By the third interview, Formentin thought her a she-devil; a cursed interloper who had abused his hospitality and ruined the company name. Gastinne-Renette, 1812, armorer to the Emperor Napoleon. Was there a prouder heritage in France? Yet Henriette Caillaux was about to drag the proud emblem of dueling excellence into the courts in a miserable, clear-cut charge of premeditated murder. He ushered Mathieu into his side office and shut the door lest any customer overheard his disclosure.
“It was mid-afternoon. She breezed through the door and marched up to my counter without so much as a by-your-leave, and said, ‘I am Madame Caillaux and I want to see a revolver,’ claiming that she needed a small weapon to carry on her person. She and Monsieur Caillaux were apparently due to leave for a trip to his constituency in the country, and she felt that in the current climate of antagonism towards government ministers, she should be armed. Of course we all knew that Joseph Caillaux held an account with us, so his wife had open access to our stock.”
“She presumed that you would know who she was?”

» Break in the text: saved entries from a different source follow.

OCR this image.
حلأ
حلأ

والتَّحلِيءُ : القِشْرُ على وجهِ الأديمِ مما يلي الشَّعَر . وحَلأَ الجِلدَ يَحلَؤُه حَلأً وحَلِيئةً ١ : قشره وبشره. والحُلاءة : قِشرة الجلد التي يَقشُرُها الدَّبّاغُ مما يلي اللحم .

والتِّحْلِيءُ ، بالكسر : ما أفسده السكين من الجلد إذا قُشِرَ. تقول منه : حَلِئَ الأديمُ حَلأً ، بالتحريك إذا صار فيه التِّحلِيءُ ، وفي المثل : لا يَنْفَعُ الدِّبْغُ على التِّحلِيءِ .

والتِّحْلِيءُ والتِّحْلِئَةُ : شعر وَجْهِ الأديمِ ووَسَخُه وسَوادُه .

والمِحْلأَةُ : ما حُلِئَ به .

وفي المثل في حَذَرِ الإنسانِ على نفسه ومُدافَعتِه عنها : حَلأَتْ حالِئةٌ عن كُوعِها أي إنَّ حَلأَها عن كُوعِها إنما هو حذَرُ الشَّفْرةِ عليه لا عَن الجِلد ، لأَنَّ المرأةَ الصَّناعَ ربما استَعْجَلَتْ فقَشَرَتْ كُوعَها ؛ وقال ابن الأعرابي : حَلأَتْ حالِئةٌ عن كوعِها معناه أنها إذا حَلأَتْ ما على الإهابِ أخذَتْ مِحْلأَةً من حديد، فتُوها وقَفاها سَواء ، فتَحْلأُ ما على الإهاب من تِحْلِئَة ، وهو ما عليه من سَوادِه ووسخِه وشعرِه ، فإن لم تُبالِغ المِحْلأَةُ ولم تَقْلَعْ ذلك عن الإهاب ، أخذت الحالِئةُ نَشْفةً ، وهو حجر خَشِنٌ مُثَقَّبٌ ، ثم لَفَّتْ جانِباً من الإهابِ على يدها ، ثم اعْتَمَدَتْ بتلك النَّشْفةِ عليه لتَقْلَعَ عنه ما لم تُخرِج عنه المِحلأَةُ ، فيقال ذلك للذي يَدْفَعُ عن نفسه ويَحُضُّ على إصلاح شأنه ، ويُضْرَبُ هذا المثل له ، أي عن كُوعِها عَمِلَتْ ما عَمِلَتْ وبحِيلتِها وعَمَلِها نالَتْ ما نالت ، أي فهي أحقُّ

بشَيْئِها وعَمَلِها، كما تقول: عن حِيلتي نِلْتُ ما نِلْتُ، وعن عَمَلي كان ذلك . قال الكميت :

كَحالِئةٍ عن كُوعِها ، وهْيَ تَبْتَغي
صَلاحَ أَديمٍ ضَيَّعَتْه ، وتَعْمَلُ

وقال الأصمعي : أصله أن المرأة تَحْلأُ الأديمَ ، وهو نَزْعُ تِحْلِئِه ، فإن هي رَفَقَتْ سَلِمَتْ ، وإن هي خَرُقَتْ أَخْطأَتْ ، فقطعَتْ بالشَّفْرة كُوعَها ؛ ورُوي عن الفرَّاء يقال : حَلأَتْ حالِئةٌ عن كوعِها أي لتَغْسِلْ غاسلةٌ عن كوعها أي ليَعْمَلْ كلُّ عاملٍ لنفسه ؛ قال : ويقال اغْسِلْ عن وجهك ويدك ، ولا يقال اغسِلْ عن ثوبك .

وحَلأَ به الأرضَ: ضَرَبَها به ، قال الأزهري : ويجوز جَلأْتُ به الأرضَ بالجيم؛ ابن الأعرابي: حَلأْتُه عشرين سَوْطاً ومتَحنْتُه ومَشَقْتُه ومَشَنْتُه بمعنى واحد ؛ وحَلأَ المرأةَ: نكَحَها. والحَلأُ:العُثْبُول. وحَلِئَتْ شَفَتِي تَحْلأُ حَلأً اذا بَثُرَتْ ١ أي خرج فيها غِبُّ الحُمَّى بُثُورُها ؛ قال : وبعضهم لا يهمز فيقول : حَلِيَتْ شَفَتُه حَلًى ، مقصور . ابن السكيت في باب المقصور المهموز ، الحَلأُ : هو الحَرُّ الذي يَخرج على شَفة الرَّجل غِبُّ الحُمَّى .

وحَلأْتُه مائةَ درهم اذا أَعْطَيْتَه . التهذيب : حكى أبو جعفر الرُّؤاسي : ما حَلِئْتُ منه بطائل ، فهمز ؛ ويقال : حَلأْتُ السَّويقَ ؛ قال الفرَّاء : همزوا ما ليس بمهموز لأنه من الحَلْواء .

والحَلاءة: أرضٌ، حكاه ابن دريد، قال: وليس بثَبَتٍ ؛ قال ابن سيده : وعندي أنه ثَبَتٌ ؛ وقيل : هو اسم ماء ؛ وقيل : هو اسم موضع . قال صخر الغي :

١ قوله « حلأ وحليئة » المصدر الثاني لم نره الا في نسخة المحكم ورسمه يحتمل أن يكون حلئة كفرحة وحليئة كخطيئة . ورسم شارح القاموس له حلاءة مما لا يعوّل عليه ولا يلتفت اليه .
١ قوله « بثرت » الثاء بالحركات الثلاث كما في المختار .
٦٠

“Monsieur, she is a Caillaux.” His look betrayed contempt. “To continue, I offered her a thirty-two caliber Smith and Wesson, but she struggled to operate it confidently. On her insistence she was taken downstairs to our basement firing range and I instructed Monsieur Dervillier to help her. The gun was simply too awkward for her to fire safely. She bruised her finger and whimpered pathetically. We brought her the .32 Browning automatic, and she immediately liked its flexibility. Madame Caillaux held it in her hand, thought it more comfortable, and indicated that she wished to purchase it.”